Ri: Dediğin kadar varmış Lee bir sürü güzel kız gördüm burada, ama neden bana bakmadılar, oysa ki her yerde dikkat çekerim ben :/
Lee: O da buradaki kızların kusuru :D hemen yüz vermezler.
Muhabbeti duyan Elif hemen müdahale etti.“Canım benim İzmir kızları işte denizi gibidir, güven olmaz, Manisa’nın kızlarıöyle mi ya?”
Eliften gözünü ayırmayan Bahar olaya karışacaktı ki TOP noktayı koydu “Makneaaa!
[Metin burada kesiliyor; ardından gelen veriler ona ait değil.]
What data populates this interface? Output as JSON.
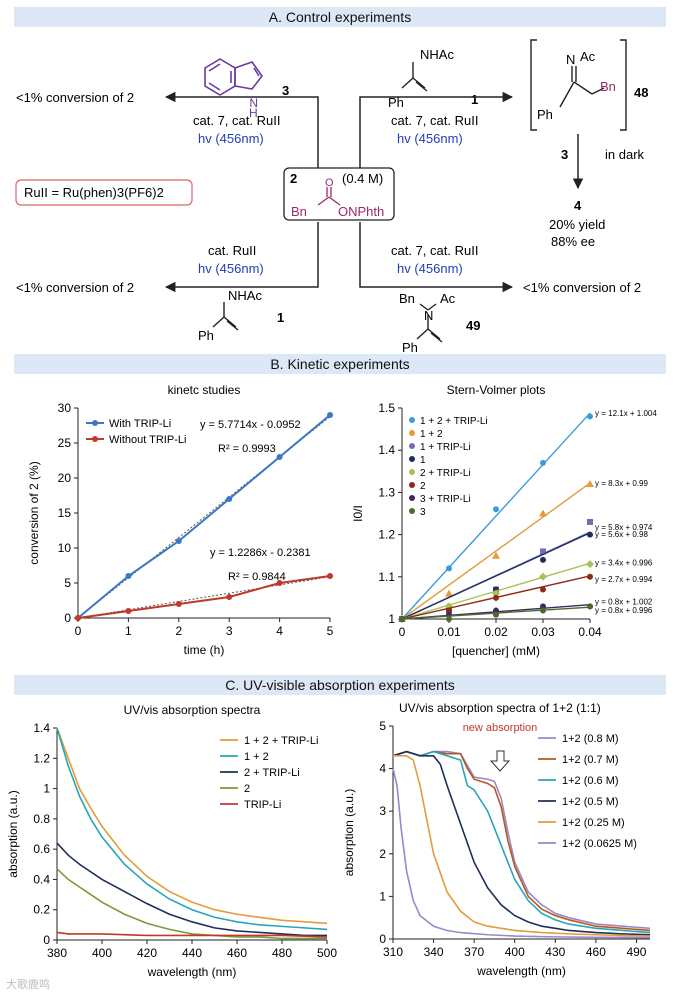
{
  "sections": {
    "a": "A. Control experiments",
    "b": "B. Kinetic experiments",
    "c": "C. UV-visible absorption experiments"
  },
  "scheme": {
    "cmpd3": "3",
    "cmpd1_top": "1",
    "cmpd1_bottom": "1",
    "cmpd48": "48",
    "cmpd49": "49",
    "cmpd4": "4",
    "cmpd2": "2",
    "conc": "(0.4 M)",
    "bn_left": "Bn",
    "onphth": "ONPhth",
    "o_atom": "O",
    "nhac_label": "NHAc",
    "ph_label": "Ph",
    "n_atom": "N",
    "h_atom": "H",
    "ac_label": "Ac",
    "bn_label": "Bn",
    "ru_def": "RuII = Ru(phen)3(PF6)2",
    "tl_cond1": "cat. 7, cat. RuII",
    "tl_cond2": "hv (456nm)",
    "tl_result": "<1% conversion of 2",
    "tr_cond1": "cat. 7, cat. RuII",
    "tr_cond2": "hv (456nm)",
    "bl_cond1": "cat. RuII",
    "bl_cond2": "hv (456nm)",
    "bl_result": "<1% conversion of 2",
    "br_cond1": "cat. 7, cat. RuII",
    "br_cond2": "hv (456nm)",
    "br_result": "<1% conversion of 2",
    "dark_reagent": "3",
    "dark_label": "in dark",
    "yield": "20% yield",
    "ee": "88% ee",
    "watermark": "大歌鹿鸣"
  },
  "colors": {
    "blue": "#3a78c2",
    "red": "#c0392b",
    "purple_struct": "#6a3aa0",
    "magenta": "#9b2a6b",
    "orange": "#e39b3c",
    "teal": "#28a6b8",
    "navy": "#1f2f5a",
    "olive": "#7a9a38",
    "lavender": "#9b87c9",
    "darkred": "#8e2a18",
    "darkgreen": "#4e6a2a"
  },
  "chart_data": [
    {
      "type": "line",
      "title": "kinetc studies",
      "xlabel": "time (h)",
      "ylabel": "conversion of 2 (%)",
      "xlim": [
        0,
        5
      ],
      "ylim": [
        0,
        30
      ],
      "xticks": [
        0,
        1,
        2,
        3,
        4,
        5
      ],
      "yticks": [
        0,
        5,
        10,
        15,
        20,
        25,
        30
      ],
      "legend_position": "top-left",
      "series": [
        {
          "name": "With TRIP-Li",
          "color": "#3a78c2",
          "x": [
            0,
            1,
            2,
            3,
            4,
            5
          ],
          "y": [
            0,
            6,
            11,
            17,
            23,
            29
          ],
          "fit": {
            "slope": 5.7714,
            "intercept": -0.0952
          },
          "equation": "y = 5.7714x - 0.0952",
          "r2": "R² = 0.9993"
        },
        {
          "name": "Without TRIP-Li",
          "color": "#c0392b",
          "x": [
            0,
            1,
            2,
            3,
            4,
            5
          ],
          "y": [
            0,
            1,
            2,
            3,
            5,
            6
          ],
          "fit": {
            "slope": 1.2286,
            "intercept": -0.2381
          },
          "equation": "y = 1.2286x - 0.2381",
          "r2": "R² = 0.9844"
        }
      ]
    },
    {
      "type": "scatter",
      "title": "Stern-Volmer plots",
      "xlabel": "[quencher] (mM)",
      "ylabel": "I0/I",
      "xlim": [
        0,
        0.04
      ],
      "ylim": [
        1,
        1.5
      ],
      "xticks": [
        0,
        0.01,
        0.02,
        0.03,
        0.04
      ],
      "yticks": [
        1,
        1.1,
        1.2,
        1.3,
        1.4,
        1.5
      ],
      "legend_position": "top-left",
      "series": [
        {
          "name": "1 + 2 + TRIP-Li",
          "color": "#3a9bd8",
          "marker": "circle",
          "slope": 12.1,
          "intercept": 1.004,
          "x": [
            0,
            0.01,
            0.02,
            0.03,
            0.04
          ],
          "y": [
            1,
            1.12,
            1.26,
            1.37,
            1.48
          ],
          "equation": "y = 12.1x + 1.004"
        },
        {
          "name": "1 + 2",
          "color": "#e39b3c",
          "marker": "triangle",
          "slope": 8.3,
          "intercept": 0.99,
          "x": [
            0,
            0.01,
            0.02,
            0.03,
            0.04
          ],
          "y": [
            1,
            1.06,
            1.15,
            1.25,
            1.32
          ],
          "equation": "y = 8.3x + 0.99"
        },
        {
          "name": "1 + TRIP-Li",
          "color": "#7a68b8",
          "marker": "square",
          "slope": 5.8,
          "intercept": 0.974,
          "x": [
            0,
            0.01,
            0.02,
            0.03,
            0.04
          ],
          "y": [
            1,
            1.02,
            1.07,
            1.16,
            1.23
          ],
          "equation": "y = 5.8x + 0.974"
        },
        {
          "name": "1",
          "color": "#1f2f5a",
          "marker": "circle",
          "slope": 5.6,
          "intercept": 0.98,
          "x": [
            0,
            0.01,
            0.02,
            0.03,
            0.04
          ],
          "y": [
            1,
            1.03,
            1.07,
            1.14,
            1.2
          ],
          "equation": "y = 5.6x + 0.98"
        },
        {
          "name": "2 + TRIP-Li",
          "color": "#a8c25a",
          "marker": "diamond",
          "slope": 3.4,
          "intercept": 0.996,
          "x": [
            0,
            0.01,
            0.02,
            0.03,
            0.04
          ],
          "y": [
            1,
            1.03,
            1.06,
            1.1,
            1.13
          ],
          "equation": "y = 3.4x + 0.996"
        },
        {
          "name": "2",
          "color": "#8e2a18",
          "marker": "circle",
          "slope": 2.7,
          "intercept": 0.994,
          "x": [
            0,
            0.01,
            0.02,
            0.03,
            0.04
          ],
          "y": [
            1,
            1.02,
            1.05,
            1.07,
            1.1
          ],
          "equation": "y = 2.7x + 0.994"
        },
        {
          "name": "3 + TRIP-Li",
          "color": "#3b2a66",
          "marker": "circle",
          "slope": 0.8,
          "intercept": 1.002,
          "x": [
            0,
            0.01,
            0.02,
            0.03,
            0.04
          ],
          "y": [
            1,
            1.01,
            1.02,
            1.03,
            1.03
          ],
          "equation": "y = 0.8x + 1.002"
        },
        {
          "name": "3",
          "color": "#4e6a2a",
          "marker": "circle",
          "slope": 0.8,
          "intercept": 0.996,
          "x": [
            0,
            0.01,
            0.02,
            0.03,
            0.04
          ],
          "y": [
            1,
            1.0,
            1.01,
            1.02,
            1.03
          ],
          "equation": "y = 0.8x + 0.996"
        }
      ]
    },
    {
      "type": "line",
      "title": "UV/vis absorption spectra",
      "xlabel": "wavelength (nm)",
      "ylabel": "absorption (a.u.)",
      "xlim": [
        380,
        500
      ],
      "ylim": [
        0,
        1.4
      ],
      "xticks": [
        380,
        400,
        420,
        440,
        460,
        480,
        500
      ],
      "yticks": [
        0,
        0.2,
        0.4,
        0.6,
        0.8,
        1,
        1.2,
        1.4
      ],
      "legend_position": "top-right",
      "series": [
        {
          "name": "1 + 2 + TRIP-Li",
          "color": "#e39b3c",
          "x": [
            380,
            385,
            390,
            395,
            400,
            410,
            420,
            430,
            440,
            450,
            460,
            470,
            480,
            490,
            500
          ],
          "y": [
            1.4,
            1.2,
            1.0,
            0.87,
            0.75,
            0.56,
            0.42,
            0.32,
            0.25,
            0.2,
            0.17,
            0.15,
            0.13,
            0.12,
            0.11
          ]
        },
        {
          "name": "1 + 2",
          "color": "#28a6b8",
          "x": [
            380,
            385,
            390,
            395,
            400,
            410,
            420,
            430,
            440,
            450,
            460,
            470,
            480,
            490,
            500
          ],
          "y": [
            1.4,
            1.15,
            0.95,
            0.8,
            0.68,
            0.5,
            0.37,
            0.27,
            0.2,
            0.15,
            0.12,
            0.1,
            0.09,
            0.08,
            0.07
          ]
        },
        {
          "name": "2 + TRIP-Li",
          "color": "#1f2f5a",
          "x": [
            380,
            385,
            390,
            395,
            400,
            410,
            420,
            430,
            440,
            450,
            460,
            470,
            480,
            490,
            500
          ],
          "y": [
            0.64,
            0.56,
            0.5,
            0.45,
            0.4,
            0.32,
            0.24,
            0.17,
            0.12,
            0.08,
            0.06,
            0.05,
            0.04,
            0.03,
            0.03
          ]
        },
        {
          "name": "2",
          "color": "#7a9a38",
          "x": [
            380,
            385,
            390,
            395,
            400,
            410,
            420,
            430,
            440,
            450,
            460,
            470,
            480,
            490,
            500
          ],
          "y": [
            0.47,
            0.4,
            0.35,
            0.3,
            0.25,
            0.17,
            0.11,
            0.07,
            0.04,
            0.03,
            0.02,
            0.02,
            0.01,
            0.01,
            0.01
          ]
        },
        {
          "name": "TRIP-Li",
          "color": "#c0392b",
          "x": [
            380,
            385,
            390,
            400,
            420,
            440,
            460,
            480,
            500
          ],
          "y": [
            0.05,
            0.04,
            0.04,
            0.04,
            0.03,
            0.03,
            0.03,
            0.03,
            0.02
          ]
        }
      ]
    },
    {
      "type": "line",
      "title": "UV/vis absorption spectra of 1+2 (1:1)",
      "xlabel": "wavelength (nm)",
      "ylabel": "absorption (a.u.)",
      "xlim": [
        310,
        500
      ],
      "ylim": [
        0,
        5
      ],
      "xticks": [
        310,
        340,
        370,
        400,
        430,
        460,
        490
      ],
      "yticks": [
        0,
        1,
        2,
        3,
        4,
        5
      ],
      "legend_position": "right",
      "annotation": "new absorption",
      "series": [
        {
          "name": "1+2 (0.8 M)",
          "color": "#9b87c9",
          "x": [
            310,
            320,
            330,
            340,
            350,
            360,
            370,
            380,
            385,
            390,
            395,
            400,
            410,
            420,
            430,
            440,
            460,
            480,
            500
          ],
          "y": [
            4.3,
            4.4,
            4.3,
            4.4,
            4.4,
            4.35,
            3.8,
            3.75,
            3.7,
            3.3,
            2.5,
            1.8,
            1.1,
            0.8,
            0.6,
            0.5,
            0.35,
            0.3,
            0.25
          ]
        },
        {
          "name": "1+2 (0.7 M)",
          "color": "#b5591c",
          "x": [
            310,
            320,
            330,
            340,
            350,
            360,
            365,
            370,
            380,
            385,
            390,
            395,
            400,
            410,
            420,
            430,
            440,
            460,
            480,
            500
          ],
          "y": [
            4.3,
            4.4,
            4.3,
            4.4,
            4.35,
            4.35,
            4.0,
            3.75,
            3.65,
            3.55,
            3.1,
            2.3,
            1.7,
            1.0,
            0.7,
            0.55,
            0.45,
            0.3,
            0.25,
            0.2
          ]
        },
        {
          "name": "1+2 (0.6 M)",
          "color": "#28a6b8",
          "x": [
            310,
            320,
            330,
            340,
            350,
            360,
            365,
            370,
            380,
            390,
            400,
            410,
            420,
            430,
            440,
            460,
            480,
            500
          ],
          "y": [
            4.3,
            4.4,
            4.3,
            4.4,
            4.3,
            4.2,
            3.6,
            3.5,
            3.0,
            2.2,
            1.4,
            0.9,
            0.6,
            0.45,
            0.35,
            0.25,
            0.2,
            0.15
          ]
        },
        {
          "name": "1+2 (0.5 M)",
          "color": "#1f2f5a",
          "x": [
            310,
            320,
            330,
            340,
            345,
            350,
            360,
            370,
            380,
            390,
            400,
            410,
            420,
            430,
            440,
            460,
            480,
            500
          ],
          "y": [
            4.3,
            4.4,
            4.3,
            4.3,
            4.1,
            3.6,
            2.7,
            1.8,
            1.2,
            0.8,
            0.55,
            0.4,
            0.3,
            0.25,
            0.2,
            0.15,
            0.12,
            0.1
          ]
        },
        {
          "name": "1+2 (0.25 M)",
          "color": "#e39b3c",
          "x": [
            310,
            320,
            325,
            330,
            335,
            340,
            350,
            360,
            370,
            380,
            400,
            420,
            440,
            460,
            480,
            500
          ],
          "y": [
            4.3,
            4.3,
            4.2,
            3.6,
            2.8,
            2.0,
            1.1,
            0.65,
            0.4,
            0.3,
            0.2,
            0.15,
            0.12,
            0.1,
            0.08,
            0.07
          ]
        },
        {
          "name": "1+2 (0.0625 M)",
          "color": "#9b87c9",
          "x": [
            310,
            313,
            316,
            320,
            325,
            330,
            340,
            350,
            360,
            380,
            400,
            430,
            460,
            500
          ],
          "y": [
            4.0,
            3.6,
            2.6,
            1.6,
            0.9,
            0.55,
            0.3,
            0.2,
            0.15,
            0.1,
            0.07,
            0.05,
            0.04,
            0.03
          ]
        }
      ]
    }
  ]
}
Saçmalama, yanımızda bunca güzel bayan var sen başkalarından bahsediyorsun” TOP fısıldasa duyma yetisine sahip üçlü o sırada erimiş havuz suyuna karışmak üzereydi.
Selin Gd’yi kolundan tutup “sana bir şey dinletmek istiyorum” diye kulaklığı çocuğun kulağına çıkaramamacasına sokmaya uğraşıyordu. Seda Dicle ve benim içecek servisi yapmamızı fırsat bilmişti hain atlı!
İksir pek etki etmedi bugünü atlattık diye rahatlamış, artık kedim var diye mutluydum. Selin’e kızacak psikolojide değildim. Ama duruma fazla dayanamayan Seda ve Dicle bardakları bırakıp, havuz kenarında oturan Selin ve Gd’ye eklendi.
Dae ve Gökçen yardımıma koştu. Tae ve Naz uzun süredir görünmemişti aslında :D üst katta hala şalvarları deniyor olamazlardı herhalde :P Aklımdan +18 düşünceler geçerken…
Tae’nin (fondaki şarkı eşliğinde) sinirden
patlamak üzere hızla yanımdan geçişini izledim. Hışımla Ri’yi yakasından
kavradı ve tam bir yumruk geçireceği sırada karşılıklı gülmeye başladılar.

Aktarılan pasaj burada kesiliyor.